Unlike most collectibles, magazines offer a window into the past that feels urgent, still-alive. They also offer the strange sense of deja-vu that comes from news recurring in a loop.

It is this sense of uncanniness that drives Naresh Dudani, 65, to keep adding to his collection. The retired journalist from Ahmedabad owns about 25,000 magazines and spends about two hours a day looking for editions he doesn’t have. An issue can cost up to 1,000. The lower the cover price, the older the issue, and the more it’s worth. Some of those he’s paid hundreds for, from the 1950s and ’60s, originally cost 35 paise per issue.

Dudani’s collection includes years’ worth of issues of some of India’s most popular magazines of yore: Sarika, Dharmyug, Sportsweek, Eve’s Weekly. The oldest magazine in his collection is a pre-Independence 1941 edition of Illustrated Weekly. The cover story is on the Royal Indian Navy and the cover bears a photograph of naval officers looking through a telescope.

Naresh Dudani’s collection includes stacks of issues of popular magazines of yore such as Sarika, Dharmyug, Sportsweek and Eve’s Weekly.
Naresh Dudani’s collection includes stacks of issues of popular magazines of yore such as Sarika, Dharmyug, Sportsweek and Eve’s Weekly.

Dudani shares snapshots of these old magazines on Facebook and on his Instagram handle, @madaboutmags. He delights in sharing old covers that reference current events. When Kabul fell to the Taliban, Dudani posted a 2001 India Today cover celebrating the militant organisation’s exit from Kabul. When Kangana Ranaut made headlines for her controversial statement on India’s freedom struggle, Dudani uploaded an image of the actor on the cover of a 2007 edition of Stardust.

“The way the news is presented has changed, but the problems have largely stayed the same,” Dudani says.

Even the ads mirror today’s, in many ways. On Deepak Rao’s Instagram account, @deepakrao49, the Mumbai Police historian relives the past through vintage advertisements from once-popular magazines such as Bombay: The City Magazine or Gentleman.

One ad announces that callers can make a phone call for one anna; another showcases a movie (tickets cost three rupees). It’s interesting, Rao says, how they have the same language and promises that characterise today’s TV advertisements.

Where Rao plans to sell his collection to international collectors, “as this is the only way the prized paper jewels will be respected and preserved”, in what is a rare move among magazine collectors, Nikhil Prasad Ojha has digitised his collection of clippings.

The collection is unusual too: it’s a range of articles from a whole decade of Illustrated Weekly magazines. Ojha began cutting out and collecting articles he liked from this magazine when he was in school. Between 1982 and ’92, he collected clippings of quizzes; features on sports, politics, art and culture and entertainment; poems; short stories; personal essays.

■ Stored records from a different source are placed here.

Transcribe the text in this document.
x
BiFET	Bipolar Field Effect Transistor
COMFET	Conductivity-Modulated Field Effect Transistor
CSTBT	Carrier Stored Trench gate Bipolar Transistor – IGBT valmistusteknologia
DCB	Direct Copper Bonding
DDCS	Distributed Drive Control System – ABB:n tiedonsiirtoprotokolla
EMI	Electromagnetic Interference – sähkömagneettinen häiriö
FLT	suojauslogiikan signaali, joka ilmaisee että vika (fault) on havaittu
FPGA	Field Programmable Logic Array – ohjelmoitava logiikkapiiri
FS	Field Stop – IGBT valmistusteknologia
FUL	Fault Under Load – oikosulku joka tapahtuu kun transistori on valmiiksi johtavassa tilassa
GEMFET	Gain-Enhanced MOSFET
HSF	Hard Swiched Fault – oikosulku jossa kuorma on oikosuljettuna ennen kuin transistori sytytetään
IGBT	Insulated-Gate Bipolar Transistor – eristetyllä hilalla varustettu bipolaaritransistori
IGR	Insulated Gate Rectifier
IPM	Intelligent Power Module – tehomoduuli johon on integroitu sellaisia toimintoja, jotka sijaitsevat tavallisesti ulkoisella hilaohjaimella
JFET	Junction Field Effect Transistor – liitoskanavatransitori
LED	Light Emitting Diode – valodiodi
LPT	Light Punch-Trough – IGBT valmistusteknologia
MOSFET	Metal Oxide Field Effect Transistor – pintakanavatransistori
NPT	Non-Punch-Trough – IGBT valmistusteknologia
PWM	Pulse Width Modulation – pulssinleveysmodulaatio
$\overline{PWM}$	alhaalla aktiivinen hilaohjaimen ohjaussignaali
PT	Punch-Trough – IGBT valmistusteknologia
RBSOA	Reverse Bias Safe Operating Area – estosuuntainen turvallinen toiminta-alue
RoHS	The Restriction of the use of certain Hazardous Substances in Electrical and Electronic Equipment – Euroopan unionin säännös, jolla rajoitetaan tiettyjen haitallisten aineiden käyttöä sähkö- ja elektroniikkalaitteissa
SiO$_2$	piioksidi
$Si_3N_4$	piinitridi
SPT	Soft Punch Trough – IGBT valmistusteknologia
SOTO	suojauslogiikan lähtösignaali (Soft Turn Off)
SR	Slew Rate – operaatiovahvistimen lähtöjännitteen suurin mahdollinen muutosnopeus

Now 50 and a partner at management consultancy Bain & Company, Ojha uploads snapshots to his Twitter account, @npojha. Among these are rare gems such as a poem titled For Fatima by Iranian political and religious leader Ayatollah Khomeini and a short story by actor Anupam Kher about an old friend from drama school, both published in 1989; a quiz on Sunil Gavaskar published in 1987; a photograph of wrestler (and later politician) Dara Singh reading Karl Marx, published in 1988.

“When I re-read articles from my collection, it feels like though the actors have changed, the themes remain the same,” Ojha says. “The one thing that stands out is that in any given era, journalism can speak truth to power, and that it becomes richer by making space for contrasting ideas and interests.”